Cumprindo a decisão do Judiciário que transitou em julgado publicada no dia 2 de outubro, o Conselho Federal de Medicina divulgou em seu site a anulação do Parecer nº 003/2017, assim como do artigo 9º, inciso VIII, da Resolução nº 2.183/2018.
Ambos atos normativos permitiam que o médico do Trabalho utilizasse dados do prontuário do trabalhador para fundamentar contestação do Nexo Técnico Epidemiológico Previdenciário.
Antes de comentar sobre a deliberação que findou uma polêmica de anos, o médico do Trabalho e perito médico federal João Silvestre da Silva-Júnior lembra que o NTEP foi implantado em abril de 2007 como uma ferramenta que poderia ser utilizada pela perícia médica previdenciária para caracterização dos benefícios por incapacidade decorrentes de agravos relacionados ao trabalho.
A legislação deu oportunidade aos empregadores de encaminhar uma contestação ao INSS quanto à caracterização do benefício auxílio-doença acidentário (B91) por aplicação do NTEP. “O Parecer CFM nº 003/2017 e o inciso VIII do artigo 9º, parágrafo 1º da Resolução CFM nº 2.183/2018, consideravam que não existia infração ética do médico que se baseasse em dados do prontuário do trabalhador para construir a argumentação de contestação à aplicação do NTEP na caracterização do B91. O Ministério Público do Trabalho propôs uma Ação Civil Pública contra o CFM para a revogação destes dispositivos”, retomou.
Além de dar ganho de causa ao MPT, não cabendo mais recurso, a Justiça também determinou que o Conselho Federal de Medicina se abstenha de editar atos normativos que permitam o livre trânsito de informações contidas no prontuário dos trabalhadores/empregados/segurados pelo respectivo médico do Trabalho.
QUESTÃO ÉTICA
Vendo a decisão como acertada, Silva-Júnior pondera que o médico, especialista ou não em Medicina do Trabalho, não deve quebrar o sigilo médico-paciente fornecendo informações sobre o trabalhador a terceiros, sem que haja consentimento do mesmo.
“O uso de informações sigilosas que estão no prontuário pode ser interpretado pelo trabalhador como uma quebra de confiança por parte do médico que é responsável por zelar por sua saúde, qualidade de vida e bem-estar. Portanto, a decisão judicial também protege o médico do Trabalho de exercer seu ofício sem que haja qualquer dúvida por parte do coletivo dos trabalhadores de que a sua atuação é imparcial”, avalia.

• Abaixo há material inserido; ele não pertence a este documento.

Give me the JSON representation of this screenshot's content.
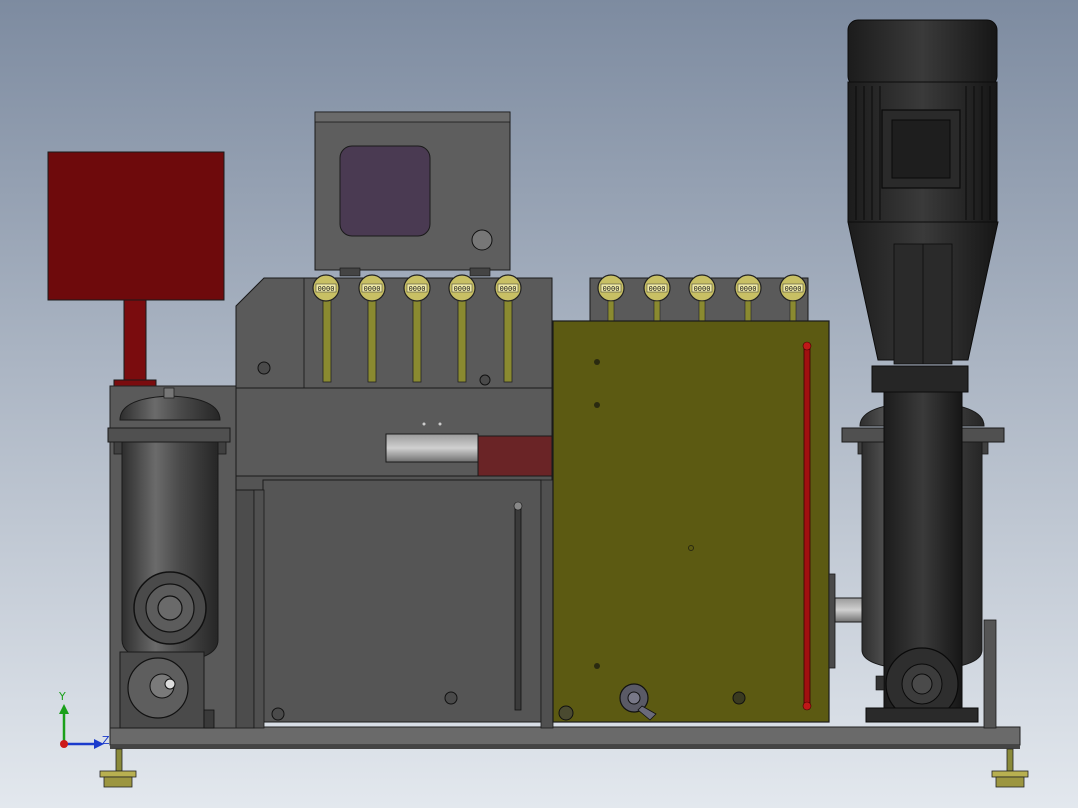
{
  "axis_triad": {
    "y_label": "Y",
    "x_label": "Z"
  },
  "gauges": {
    "left_bank": [
      "0000",
      "0000",
      "0000",
      "0000",
      "0000"
    ],
    "right_bank": [
      "0000",
      "0000",
      "0000",
      "0000",
      "0000"
    ]
  },
  "colors": {
    "background_top": "#7d8ba0",
    "background_bottom": "#e3e8ee",
    "maroon_box": "#6e0a0c",
    "olive_tank": "#5c5a12",
    "steel_dark": "#3a3a3a",
    "steel_mid": "#5a5a5a",
    "gauge_face": "#c8c064",
    "sight_glass_red": "#a01010"
  }
}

Afirma ainda que, no seu entendimento, o médico do Trabalho tem duas oportunidades de informar à perícia a ausência de riscos ocupacionais responsáveis por desencadear ou agravar quadros incapacitantes sem fornecer dados sigilosos. A primeira oportunidade refere-se ao relatório que o trabalhador leva na perícia do INSS e que pode abranger informações que vão subsidiar o perito médico federal para a descaracterização do NTEP.
Outra chance, caso a perícia configure o benefício como espécie acidentária, é que o médico do Trabalho pode apoiar a empresa na argumentação da contestação considerando as informações de ausência de condições de risco no trabalho, baseadas em laudos ambientais, dados epidemiológicos, na vigilância em saúde do grupo de trabalhadores da empresa. “O médico do Trabalho pode usar dados epidemiológicos que demonstrem não haver diferença na frequência dos adoecimentos entre os trabalhadores expostos e não expostos a determinados riscos ocupacionais. Sugerindo, portanto, que o trabalho não influencia no processo de adoecimento e incapacidade”, complementa.
Representante da classe, a Associação Nacional de Medicina do Trabalho preferiu não comentar o assunto.
Fonte: Revista Proteção – por Raira Cardoso em 20/11/2020.